Learn Hadoop Basics – How MapReduce works in a shared cluster?
In this article, we are going learn about Hadoop. Now we are going to start with something we all know, a simple web application; typically we are going to separate our presentation and our business logic layer and running them just on two nodes which talk with a database. If we want to make it scalable we can add as many copies as we want since everything is stateless. This is all running on a cluster which we are all familiar with. Additionally we can make our web app log and save the log elsewhere and do something with it.
So, now if we have many app and hence many little log files, what are we going to do with all of them? the log files will have a number of keys to users’ behavior; they could tell us what the users have viewed, what they clicked, how long they have stayed on the page, what they clicked on most often and much more. Thus by analyzing the log files we could make our web app better by optimizing the web app according to the user behavior or perhaps personalize the experience for each user.
Well, if one could get so much important information from these logs, why don’t people do it more often? Well, these weblogs are huge; they are gigabytes or even terabytes of data. So, this huge data is too huge to even store, so how can one analyze it? Well, the best solution for this type of “Big Data” is Hadoop; Hadoop, its symbol is the elephant, can go the heavy lifting when it comes to Big Data. So, Hadoop is open-source and it is free and by the way it’s written almost entirely in Java. It runs on commodity hardware which is cheap hardware; hence it eliminates the necessity of purchasing very costly Oracle rack or other expensive storage that is super reliable. Hence, we can store months, if not years, of weblogs on it quite cheaply.
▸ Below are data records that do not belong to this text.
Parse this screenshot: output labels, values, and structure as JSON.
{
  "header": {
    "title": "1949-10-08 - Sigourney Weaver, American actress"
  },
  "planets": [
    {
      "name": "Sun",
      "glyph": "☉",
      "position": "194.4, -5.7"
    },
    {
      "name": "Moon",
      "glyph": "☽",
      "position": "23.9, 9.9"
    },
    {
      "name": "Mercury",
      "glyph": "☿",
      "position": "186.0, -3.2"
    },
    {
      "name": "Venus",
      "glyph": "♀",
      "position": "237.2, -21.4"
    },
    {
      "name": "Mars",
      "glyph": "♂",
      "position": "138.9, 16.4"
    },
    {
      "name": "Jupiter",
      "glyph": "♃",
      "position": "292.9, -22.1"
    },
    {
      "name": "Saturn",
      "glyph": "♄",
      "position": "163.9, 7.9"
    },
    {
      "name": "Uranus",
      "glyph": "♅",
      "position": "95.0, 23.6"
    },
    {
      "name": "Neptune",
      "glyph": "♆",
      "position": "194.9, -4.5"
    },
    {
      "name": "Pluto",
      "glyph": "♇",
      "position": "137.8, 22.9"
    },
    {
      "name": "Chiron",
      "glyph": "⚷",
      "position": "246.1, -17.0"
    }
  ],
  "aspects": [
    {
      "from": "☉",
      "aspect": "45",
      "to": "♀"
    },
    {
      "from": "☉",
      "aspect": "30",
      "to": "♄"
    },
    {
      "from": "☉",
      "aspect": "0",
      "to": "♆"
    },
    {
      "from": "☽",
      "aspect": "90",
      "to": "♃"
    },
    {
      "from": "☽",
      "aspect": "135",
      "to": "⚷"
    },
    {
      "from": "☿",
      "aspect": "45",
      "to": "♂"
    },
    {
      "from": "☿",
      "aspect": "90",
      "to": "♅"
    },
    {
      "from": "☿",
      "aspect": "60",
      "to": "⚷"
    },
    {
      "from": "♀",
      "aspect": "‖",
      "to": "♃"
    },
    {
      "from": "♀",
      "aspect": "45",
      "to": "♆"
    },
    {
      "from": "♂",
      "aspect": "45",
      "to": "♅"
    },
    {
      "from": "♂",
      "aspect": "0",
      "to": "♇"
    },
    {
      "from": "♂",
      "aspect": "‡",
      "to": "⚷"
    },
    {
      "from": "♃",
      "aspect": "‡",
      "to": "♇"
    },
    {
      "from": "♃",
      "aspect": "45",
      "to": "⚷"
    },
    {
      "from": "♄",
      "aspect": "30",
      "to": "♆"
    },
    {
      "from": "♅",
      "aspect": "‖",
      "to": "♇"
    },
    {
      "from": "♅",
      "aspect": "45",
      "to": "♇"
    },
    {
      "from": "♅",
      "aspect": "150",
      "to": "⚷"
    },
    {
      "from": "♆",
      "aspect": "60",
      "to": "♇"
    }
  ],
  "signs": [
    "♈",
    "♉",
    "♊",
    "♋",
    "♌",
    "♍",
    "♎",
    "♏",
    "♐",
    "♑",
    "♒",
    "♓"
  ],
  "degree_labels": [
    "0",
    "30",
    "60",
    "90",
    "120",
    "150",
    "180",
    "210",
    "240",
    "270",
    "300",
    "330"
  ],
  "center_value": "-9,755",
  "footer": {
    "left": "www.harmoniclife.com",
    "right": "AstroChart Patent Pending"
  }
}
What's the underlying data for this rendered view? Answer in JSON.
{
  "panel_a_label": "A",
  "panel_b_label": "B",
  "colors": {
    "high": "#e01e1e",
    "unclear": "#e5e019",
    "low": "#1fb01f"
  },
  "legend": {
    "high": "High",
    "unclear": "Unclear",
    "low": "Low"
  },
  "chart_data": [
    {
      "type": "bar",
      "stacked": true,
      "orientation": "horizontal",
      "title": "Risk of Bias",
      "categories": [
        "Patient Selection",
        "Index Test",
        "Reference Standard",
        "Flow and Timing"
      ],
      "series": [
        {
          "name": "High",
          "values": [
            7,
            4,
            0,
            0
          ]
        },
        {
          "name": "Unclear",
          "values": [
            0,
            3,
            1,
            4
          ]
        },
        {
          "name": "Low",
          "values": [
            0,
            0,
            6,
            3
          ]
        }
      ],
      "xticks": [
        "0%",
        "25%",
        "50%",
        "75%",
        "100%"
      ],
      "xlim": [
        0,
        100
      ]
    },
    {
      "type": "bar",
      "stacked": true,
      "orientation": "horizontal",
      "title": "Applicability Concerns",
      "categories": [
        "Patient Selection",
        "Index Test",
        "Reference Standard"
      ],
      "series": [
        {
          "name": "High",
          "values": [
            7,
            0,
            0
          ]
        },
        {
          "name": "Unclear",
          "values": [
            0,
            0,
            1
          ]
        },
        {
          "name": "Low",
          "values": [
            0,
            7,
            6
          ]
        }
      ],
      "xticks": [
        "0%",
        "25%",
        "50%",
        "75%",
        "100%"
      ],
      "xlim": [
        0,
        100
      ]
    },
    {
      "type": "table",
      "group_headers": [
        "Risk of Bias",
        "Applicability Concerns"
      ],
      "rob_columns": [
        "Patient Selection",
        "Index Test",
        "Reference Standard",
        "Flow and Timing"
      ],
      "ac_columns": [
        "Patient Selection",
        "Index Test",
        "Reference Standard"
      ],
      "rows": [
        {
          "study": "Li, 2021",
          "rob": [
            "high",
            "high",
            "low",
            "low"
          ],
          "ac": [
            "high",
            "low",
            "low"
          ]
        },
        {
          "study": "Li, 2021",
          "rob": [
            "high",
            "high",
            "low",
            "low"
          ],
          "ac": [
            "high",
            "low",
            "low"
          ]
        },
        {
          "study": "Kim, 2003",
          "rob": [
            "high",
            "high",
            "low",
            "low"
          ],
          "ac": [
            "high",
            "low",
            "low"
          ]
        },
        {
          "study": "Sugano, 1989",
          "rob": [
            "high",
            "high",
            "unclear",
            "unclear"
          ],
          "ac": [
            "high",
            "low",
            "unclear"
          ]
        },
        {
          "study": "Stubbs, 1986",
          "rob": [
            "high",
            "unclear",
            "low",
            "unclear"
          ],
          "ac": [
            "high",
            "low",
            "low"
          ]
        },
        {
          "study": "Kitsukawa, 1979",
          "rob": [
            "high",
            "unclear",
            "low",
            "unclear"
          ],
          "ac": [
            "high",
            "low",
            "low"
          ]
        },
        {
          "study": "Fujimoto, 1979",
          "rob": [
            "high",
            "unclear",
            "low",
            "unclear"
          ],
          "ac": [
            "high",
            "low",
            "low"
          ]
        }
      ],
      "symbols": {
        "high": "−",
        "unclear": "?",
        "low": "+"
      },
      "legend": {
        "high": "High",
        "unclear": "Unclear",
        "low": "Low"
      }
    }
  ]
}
Another advantage of Hadoop apart from cheap storage option is one can easily analyze the data using MapReduce. This paradigm was introduced by Google to its papers something like 10 years ago and a few years later an open source project started to implement it in Java, which is Hadoop. What it does is batch processing of very large files in the distributed file system. The paradigm is very simple and yet very powerful. When Google introduced this they said that they were running their anchor text, their algorithm, and their PageRank algorithm, for instance, in MapReduce. And hence, distributed file system and MapReduce are the two keys to their initial success of how they make web search better. Additionally, many other people found that they could do a lot with MapReduce.
So, what we could do with that is we can turn our web app into a data-driven app. So what does a MapReduce app look like? It runs in a cluster and it runs tasks there; there are two types of tasks – Mappers and Reducers. The Mappers read a part of the input data and each of the parts is called a split. Now each Mapper does some processing on the data and spits out key-value pairs. Now these key-value pairs are sorted, and this is called the shuffle phase, and then sent to a Reducer in such a way that all the processes for a single key are sent to the same reducer. In that way, the Reducer receives a bag of all the values for a single key and now it can aggregate, analyze or do whatever it needs to get the final output. This way one can build complex workflows of MapReduce jobs by taking the output of one Reducer and giving it as an input to another and most importantly we can run many of them at the same time in a shared cluster.